Amid the alleged violation of foreign direct investments (FDI) norms by ecommerce companies such as Amazon and Flipkart, the Indian government has now made compulsory for these companies to submit their annual compliance reports as per FDI norms.
According to an ET report, with the new rules in place, ecommerce companies with foreign investments have to submit a report, prepared by statutory auditors, by September 30 every year. The report needs to highlight the compliance of ecommerce companies with FDI norms.
Moreover, the government has also eased an earlier certification rule which required these ecommerce companies to submit FDI reports to the Reserve Bank of India.
Since ecommerce FDI norms come under the ambit of Section 15 of the Foreign Exchange Management Act (FEMA), RBI had earlier questioned the need for its participation in the process. With the updated provisions, the government will now review the compliance of the companies on the basis of their internal reports.
Ecommerce Policy Changing Online Marketplaces Rules
After the ecommerce policy came into effect, FDI-backed online marketplaces are now allowed to list products of third-party sellers on their platform, which means that they can’t hold any stock or sell their own goods directly to customers.
Moreover, the rules, which were effective from February 1, 2019, also prevented ecommerce marketplaces from having equity in any seller or entering into exclusive selling pacts with any vendor.

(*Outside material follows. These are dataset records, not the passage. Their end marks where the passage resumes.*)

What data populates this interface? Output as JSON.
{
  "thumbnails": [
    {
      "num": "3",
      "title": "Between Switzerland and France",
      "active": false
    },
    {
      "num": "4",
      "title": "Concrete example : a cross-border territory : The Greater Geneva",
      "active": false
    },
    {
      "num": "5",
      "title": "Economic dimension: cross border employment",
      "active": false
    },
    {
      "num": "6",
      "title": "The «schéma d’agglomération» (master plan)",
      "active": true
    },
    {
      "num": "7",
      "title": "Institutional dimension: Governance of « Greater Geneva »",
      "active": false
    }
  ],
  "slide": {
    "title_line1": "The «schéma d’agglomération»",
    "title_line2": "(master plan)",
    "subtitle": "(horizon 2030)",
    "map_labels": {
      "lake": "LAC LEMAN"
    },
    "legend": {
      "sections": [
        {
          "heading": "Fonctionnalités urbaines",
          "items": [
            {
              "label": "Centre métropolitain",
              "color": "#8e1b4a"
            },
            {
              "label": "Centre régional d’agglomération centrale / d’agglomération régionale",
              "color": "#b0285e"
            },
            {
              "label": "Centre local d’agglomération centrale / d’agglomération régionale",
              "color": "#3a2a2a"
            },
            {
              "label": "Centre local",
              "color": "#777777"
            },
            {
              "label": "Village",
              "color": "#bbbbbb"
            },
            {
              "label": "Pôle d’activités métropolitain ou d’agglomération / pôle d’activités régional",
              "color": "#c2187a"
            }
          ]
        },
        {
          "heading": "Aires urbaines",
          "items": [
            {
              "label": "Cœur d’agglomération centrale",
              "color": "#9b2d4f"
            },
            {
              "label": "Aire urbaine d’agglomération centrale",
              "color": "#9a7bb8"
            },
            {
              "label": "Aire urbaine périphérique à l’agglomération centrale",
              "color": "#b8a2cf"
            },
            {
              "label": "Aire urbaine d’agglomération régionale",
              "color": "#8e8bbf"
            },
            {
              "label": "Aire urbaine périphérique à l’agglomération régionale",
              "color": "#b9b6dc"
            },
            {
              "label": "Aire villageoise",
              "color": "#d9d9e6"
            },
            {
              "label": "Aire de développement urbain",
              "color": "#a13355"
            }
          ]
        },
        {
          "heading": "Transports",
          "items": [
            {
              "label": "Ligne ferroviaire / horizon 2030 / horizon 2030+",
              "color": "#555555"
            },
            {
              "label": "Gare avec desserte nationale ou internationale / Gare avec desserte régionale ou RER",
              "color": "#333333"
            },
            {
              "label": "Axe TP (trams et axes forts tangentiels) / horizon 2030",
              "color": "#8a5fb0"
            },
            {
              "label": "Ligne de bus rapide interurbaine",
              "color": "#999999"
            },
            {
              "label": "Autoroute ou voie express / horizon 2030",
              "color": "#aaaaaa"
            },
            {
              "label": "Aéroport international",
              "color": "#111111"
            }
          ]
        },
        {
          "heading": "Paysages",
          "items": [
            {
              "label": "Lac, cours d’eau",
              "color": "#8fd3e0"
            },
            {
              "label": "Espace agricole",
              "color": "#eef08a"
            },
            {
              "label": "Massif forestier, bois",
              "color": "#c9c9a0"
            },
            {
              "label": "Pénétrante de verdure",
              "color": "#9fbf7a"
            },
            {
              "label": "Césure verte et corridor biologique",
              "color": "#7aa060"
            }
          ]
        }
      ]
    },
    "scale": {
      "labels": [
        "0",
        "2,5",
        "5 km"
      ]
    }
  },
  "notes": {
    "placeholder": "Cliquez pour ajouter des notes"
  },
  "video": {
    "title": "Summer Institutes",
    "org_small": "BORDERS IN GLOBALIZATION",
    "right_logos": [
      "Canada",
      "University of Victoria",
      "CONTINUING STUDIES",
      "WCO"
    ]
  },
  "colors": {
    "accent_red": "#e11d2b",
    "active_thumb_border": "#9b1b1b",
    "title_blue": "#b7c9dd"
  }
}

The government’s stance over implementing changes in the FDI ecommerce policy also restricts online marketplaces from influencing the sale price of products in order to bring respite to ecommerce vendors and offline retailers, who are allegedly struggling with deep discounting policies by ecommerce companies.
The norms also state that a vendor will be considered ‘controlled’ by an online marketplace operator if it sources more than 25% of its merchandise from an entity related to the ecommerce marketplace.
In response to new rules, Amazon and Flipkart were reported to be signing agreements with online sellers to fix a market operating price for each product.